(Nanowerk News) Here we sit, located on earth in the middle of the Milky Way galaxy. And here sits the Milky Way galaxy, having grown inside a great halo of dark matter
Dark matter is a strange thing: it does not interact with light, so it should really be called transparent matter, says Eric Bell, professor of astronomy at the University of Michigan.
But it makes up about 85% of matter in our universe and drives galaxy formation.
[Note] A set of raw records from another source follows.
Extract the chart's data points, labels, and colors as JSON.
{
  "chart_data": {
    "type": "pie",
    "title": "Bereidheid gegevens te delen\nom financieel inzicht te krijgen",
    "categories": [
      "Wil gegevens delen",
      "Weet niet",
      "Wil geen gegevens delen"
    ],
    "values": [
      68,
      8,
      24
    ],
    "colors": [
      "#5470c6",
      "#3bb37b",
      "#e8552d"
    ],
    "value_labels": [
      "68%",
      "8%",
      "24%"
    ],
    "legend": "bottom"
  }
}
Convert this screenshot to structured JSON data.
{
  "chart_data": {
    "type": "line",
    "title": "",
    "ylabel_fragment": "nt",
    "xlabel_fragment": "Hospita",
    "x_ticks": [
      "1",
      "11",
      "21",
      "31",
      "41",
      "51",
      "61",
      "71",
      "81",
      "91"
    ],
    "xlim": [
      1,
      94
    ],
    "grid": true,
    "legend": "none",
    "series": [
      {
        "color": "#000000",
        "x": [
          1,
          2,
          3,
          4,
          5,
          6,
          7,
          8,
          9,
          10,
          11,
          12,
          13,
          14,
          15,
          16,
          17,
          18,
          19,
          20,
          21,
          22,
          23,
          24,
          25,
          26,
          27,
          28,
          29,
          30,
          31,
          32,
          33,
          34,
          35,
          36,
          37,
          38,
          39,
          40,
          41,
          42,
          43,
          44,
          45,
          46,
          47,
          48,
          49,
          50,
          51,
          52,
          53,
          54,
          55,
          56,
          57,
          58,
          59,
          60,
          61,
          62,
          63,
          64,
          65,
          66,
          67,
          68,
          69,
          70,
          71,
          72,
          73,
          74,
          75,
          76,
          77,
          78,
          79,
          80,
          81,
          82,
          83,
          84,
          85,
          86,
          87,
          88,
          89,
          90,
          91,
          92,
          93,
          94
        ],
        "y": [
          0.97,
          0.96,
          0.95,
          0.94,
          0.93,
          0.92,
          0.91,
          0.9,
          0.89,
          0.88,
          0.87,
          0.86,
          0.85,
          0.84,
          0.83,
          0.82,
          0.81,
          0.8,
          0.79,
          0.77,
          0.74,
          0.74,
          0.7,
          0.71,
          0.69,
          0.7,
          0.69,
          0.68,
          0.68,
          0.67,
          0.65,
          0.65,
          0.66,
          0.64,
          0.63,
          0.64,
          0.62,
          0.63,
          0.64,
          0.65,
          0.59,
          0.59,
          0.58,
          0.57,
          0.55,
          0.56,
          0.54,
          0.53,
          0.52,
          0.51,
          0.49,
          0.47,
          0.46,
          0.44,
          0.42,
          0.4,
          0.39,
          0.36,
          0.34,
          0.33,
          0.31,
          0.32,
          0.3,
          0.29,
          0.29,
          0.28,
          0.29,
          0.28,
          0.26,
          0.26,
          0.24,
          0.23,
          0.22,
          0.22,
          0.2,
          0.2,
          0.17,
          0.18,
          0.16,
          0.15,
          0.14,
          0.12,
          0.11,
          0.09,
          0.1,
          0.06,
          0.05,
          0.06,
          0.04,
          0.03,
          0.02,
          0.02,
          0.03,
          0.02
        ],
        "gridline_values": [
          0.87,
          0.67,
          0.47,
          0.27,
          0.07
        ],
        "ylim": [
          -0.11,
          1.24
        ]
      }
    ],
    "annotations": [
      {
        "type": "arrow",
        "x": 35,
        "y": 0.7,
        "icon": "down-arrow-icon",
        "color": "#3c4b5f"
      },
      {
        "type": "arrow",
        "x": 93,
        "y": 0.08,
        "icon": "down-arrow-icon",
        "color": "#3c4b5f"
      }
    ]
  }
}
To study it further, astronomers find and study really faint dwarf galaxies that should be embedded in less dark matter “subhalos”.
“One of the big reasons to study these little dwarf galaxies is to learn what small lumps of dark matter, or halos, would look like,” Bell said. “You can expect this to affect the properties of the faint galaxies.”
Bell and a team of scientists were looking for dwarf galaxies next to a nearby Milky Way galaxy called the M81. M81 slowly tears two smaller satellite galaxies, which means that its gravity pulls the two smaller galaxies, M82 and NGC 3077, into itself.
Bell expected to find the weakest galaxies so far identified outside the Milky Way or the Andromeda galaxies to be gathered around M81, the galaxy with the largest mass, then fewer around M82, and possibly one around NGC 3077. Instead, his group found that almost all of the the weakest galaxies cluster around NGC 3077.
The group found a definite galaxy – one of the weakest ever discovered outside the Milky Way and the Andromeda galaxy (M31) – and six more likely candidate galaxies. Bell will present the results at the June meeting of the American Astronomical Society.
“Six of the seven new galaxies and galaxy candidates are all clumps around this rather medium-sized galaxy. It is the third largest in the group, but for some reason it has almost all satellites, and we have no idea why,” says Bell. go back to our dark matter models and our galaxy formation models, they say in principle, ‘Bigger is more’. If I have a bigger galaxy with a bigger dark halo, it should have more little friends, and this system seems to be breaking that. ”
Galaxy formation models simulate how galaxies would grow from small fluctuations in dark matter early in the history of the universe to galaxies that we can observe today. Dark matter plays a crucial role – without it no galaxies could form at all, and even small changes in the behavior of dark matter change the predicted properties of galaxies, especially the weakest dwarf galaxies.
To search for these faint dwarf galaxies, astronomers used the Subaru’s Hyper Suprime-Cam, a digital camera the size of a small car sitting on top of the Subaru telescope in Hawaii. With this camera, astronomers were able to take incredibly sensitive images that can detect light more than 100 million times fainter than the human eye can see.
These galaxies are very diffuse, but Subaru is sensitive enough to detect the brightest few stars in that galaxy. Bell and his colleagues find these galaxies by looking for clumps of these faint stars. For every star they see, they expect there to be a few thousand weaker stars.
“So these galaxies have between 50,000 and 200,000 stars,” Bell said, explaining that this seems to be a lot, but is 1 million times smaller than the number of stars in the Milky Way. “These people are really bad at being galaxies. They do their job – make stars – awful. You would not hire them to be a galaxy.”
Bell says it has been a puzzle to find these faint galaxies near the smaller satellite galaxy.
“Our models predict that larger galaxies should have more weak galaxies, but they do not. Or maybe they do at all, but there are some exceptions and we just happened to take a picture of a strange one,” he says. But the models do not particularly expect that kind of variation. What that means is that there is something interesting about how galaxies form and survive in small dark matter halos that we do not understand. ”
Astronomers have some theories as to why these faint dwarf galaxies can be found near smaller galaxies rather than large ones, although Bell says the theories are not entirely satisfactory. One possibility may be that the gravity of a large galaxy can tear apart small galaxies more efficiently than previously thought.
“If I’m next to a big guy, the big guy will pull harder on one side of me than the other, and so I’ll be undressed,” Bell said.
This effect has been taken into account in mathematical models of how these weak galaxies should act close to larger companions. But, Bell explains, the models may not have incorporated enough of this effect – as if a satellite is closer to the larger galaxy than previously estimated – from the gravitational force, called tides, from the larger galaxy.
Another possibility could be that large galaxies such as the Milky Way do something with their surroundings that prevent small galaxies from even forming to begin with. Galaxies heat up the surrounding gas, and it is possible that this process is stronger than current models predict.
“It’s possible. I do not really like any of the ideas, but we will test them in our models for galaxy formation,” Bell said.
He says that his results raise more questions than answers, but that these are exciting questions to think about.
“It could be that these weak galaxies are not formed around big guys, but around smaller, medium-sized guys. Or it could be that they do not survive around big guys, but do around little guys,” he said. means we have something wrong with the formation and survival of these things – or a misunderstanding about how galaxies are formed or survive. ”
Bell and his team have applied for telescope time on the Hubble Space Telescope, which should give them even clearer images of these faint galaxies – and a chance to solve some of these problems.